BEHIND THE BLOCK: Quirky qualification questions for potential consignors
I entered the home, flashlight in hand. It was dark and dank and half fallen. The ceiling sagged like a hammock. The adjoining room was sunken by at least a foot, not by design, but because the house was ready to finish imploding at any moment. What contents were visible were buried in shattered plaster and splintered wood. Refusing to venture farther into the ruins, I bid adieu to the owner and took my leave.
I sighed as I drove away. “One more question to ask potential consignors,” I thought. Indeed, not only do callers need to be asked if their merchandise has ever been on fire, but now they need to be asked if their chattel is in a collapsing and/or collapsed structure. Dumbfounded by such absurdity, but compelled to adapt to it, I have created other questions that I need now use when qualifying potential consignors regarding what they wish to sell.
- Is it now or has it ever been under water?
- Has it ever been shot?
- Has it ever been scored by an ax, saw, or other sharp object?
- Has it ever been put through a wood chipper?
- Has it ever been pooped/peed upon?
- Has it ever been used as evidence in a witch trial?
- Has it ever been institutionalized against its will?
- Does it exist in this universe?
- Is it in an ancient pyramid?
- Is it guarded by booby traps?
- Is it host to a trans-dimensional parasite?
- Is it within zombie-held territory?
- Has it ever been possessed by an evil spirit?

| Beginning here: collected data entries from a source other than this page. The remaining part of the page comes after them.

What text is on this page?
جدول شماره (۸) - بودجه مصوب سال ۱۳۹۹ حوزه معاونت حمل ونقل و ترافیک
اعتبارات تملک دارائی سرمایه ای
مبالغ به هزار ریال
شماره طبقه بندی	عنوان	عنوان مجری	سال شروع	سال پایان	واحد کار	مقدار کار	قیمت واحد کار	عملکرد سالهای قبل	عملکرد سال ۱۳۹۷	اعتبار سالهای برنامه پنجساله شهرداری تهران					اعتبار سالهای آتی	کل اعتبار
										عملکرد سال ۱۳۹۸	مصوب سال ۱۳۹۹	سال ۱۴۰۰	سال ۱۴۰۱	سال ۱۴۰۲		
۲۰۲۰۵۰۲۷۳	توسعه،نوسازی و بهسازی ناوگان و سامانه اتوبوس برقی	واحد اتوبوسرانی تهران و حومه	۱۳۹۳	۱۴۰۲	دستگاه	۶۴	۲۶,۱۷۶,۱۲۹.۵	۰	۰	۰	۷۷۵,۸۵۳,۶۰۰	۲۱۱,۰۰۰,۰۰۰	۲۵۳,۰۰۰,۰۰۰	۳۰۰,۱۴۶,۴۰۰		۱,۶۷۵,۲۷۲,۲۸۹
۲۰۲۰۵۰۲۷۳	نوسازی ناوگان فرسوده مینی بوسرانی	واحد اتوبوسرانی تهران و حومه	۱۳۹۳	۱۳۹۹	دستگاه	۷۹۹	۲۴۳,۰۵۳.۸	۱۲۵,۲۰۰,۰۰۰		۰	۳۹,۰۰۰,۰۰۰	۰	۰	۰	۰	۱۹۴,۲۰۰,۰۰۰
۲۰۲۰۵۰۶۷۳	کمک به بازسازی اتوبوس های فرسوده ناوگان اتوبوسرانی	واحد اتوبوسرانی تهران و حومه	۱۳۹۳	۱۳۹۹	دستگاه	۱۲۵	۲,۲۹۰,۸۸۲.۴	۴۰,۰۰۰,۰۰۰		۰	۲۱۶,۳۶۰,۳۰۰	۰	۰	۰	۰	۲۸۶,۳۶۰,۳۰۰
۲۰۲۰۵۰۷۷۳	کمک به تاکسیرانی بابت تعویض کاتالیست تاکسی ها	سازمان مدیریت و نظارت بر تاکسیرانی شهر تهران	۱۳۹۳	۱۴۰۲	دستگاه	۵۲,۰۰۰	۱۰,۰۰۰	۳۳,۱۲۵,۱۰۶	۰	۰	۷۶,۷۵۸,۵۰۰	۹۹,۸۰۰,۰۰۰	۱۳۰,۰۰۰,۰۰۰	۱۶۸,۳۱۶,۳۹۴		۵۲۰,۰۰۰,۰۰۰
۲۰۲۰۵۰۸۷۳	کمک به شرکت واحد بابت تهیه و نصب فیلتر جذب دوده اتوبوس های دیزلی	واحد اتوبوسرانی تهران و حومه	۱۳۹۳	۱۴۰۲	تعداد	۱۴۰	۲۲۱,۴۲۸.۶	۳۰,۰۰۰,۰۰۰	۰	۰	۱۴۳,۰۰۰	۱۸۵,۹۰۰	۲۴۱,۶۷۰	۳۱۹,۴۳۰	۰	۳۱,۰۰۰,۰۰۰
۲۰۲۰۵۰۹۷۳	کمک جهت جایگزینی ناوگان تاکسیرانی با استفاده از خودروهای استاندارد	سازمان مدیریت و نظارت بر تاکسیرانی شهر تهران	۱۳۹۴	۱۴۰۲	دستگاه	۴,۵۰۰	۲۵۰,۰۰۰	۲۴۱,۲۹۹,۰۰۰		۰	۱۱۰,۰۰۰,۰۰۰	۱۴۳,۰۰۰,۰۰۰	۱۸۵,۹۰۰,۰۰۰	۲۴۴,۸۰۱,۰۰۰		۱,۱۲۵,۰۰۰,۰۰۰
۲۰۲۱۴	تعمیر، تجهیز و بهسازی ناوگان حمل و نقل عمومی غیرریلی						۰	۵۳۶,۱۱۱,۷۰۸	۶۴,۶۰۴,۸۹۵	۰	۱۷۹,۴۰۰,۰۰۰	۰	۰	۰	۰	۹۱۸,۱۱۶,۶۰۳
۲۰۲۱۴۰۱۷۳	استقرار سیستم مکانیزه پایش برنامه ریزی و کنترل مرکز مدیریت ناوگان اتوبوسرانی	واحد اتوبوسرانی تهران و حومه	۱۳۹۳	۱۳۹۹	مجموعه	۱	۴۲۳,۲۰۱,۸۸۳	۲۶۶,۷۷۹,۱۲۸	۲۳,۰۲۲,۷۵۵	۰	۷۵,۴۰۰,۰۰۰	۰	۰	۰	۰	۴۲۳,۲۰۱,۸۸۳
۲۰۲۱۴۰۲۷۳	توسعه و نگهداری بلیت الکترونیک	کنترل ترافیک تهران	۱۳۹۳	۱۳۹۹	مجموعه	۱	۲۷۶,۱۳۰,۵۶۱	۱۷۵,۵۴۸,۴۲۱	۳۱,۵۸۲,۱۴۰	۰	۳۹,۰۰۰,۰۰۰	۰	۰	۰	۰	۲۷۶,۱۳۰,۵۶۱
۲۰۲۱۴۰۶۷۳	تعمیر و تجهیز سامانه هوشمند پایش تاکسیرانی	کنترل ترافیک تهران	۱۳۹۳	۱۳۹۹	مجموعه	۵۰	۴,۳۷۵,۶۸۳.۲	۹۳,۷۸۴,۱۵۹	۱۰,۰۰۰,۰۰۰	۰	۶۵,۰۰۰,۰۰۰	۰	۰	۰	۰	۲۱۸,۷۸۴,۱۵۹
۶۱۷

- Has it ever been swallowed by a whale?
- Are Stormtroopers looking for it?
- Has Dumbledore ever owned it?
I am fully aware that the preceding list has a high probability for amendments. They will be added as necessary to protect myself from outrageous and unwanted adventures. After all, I am only an auctioneer, and although I look pretty damn sexy wearing a fedora and a bullwhip, I don’t play Indiana Jones in public.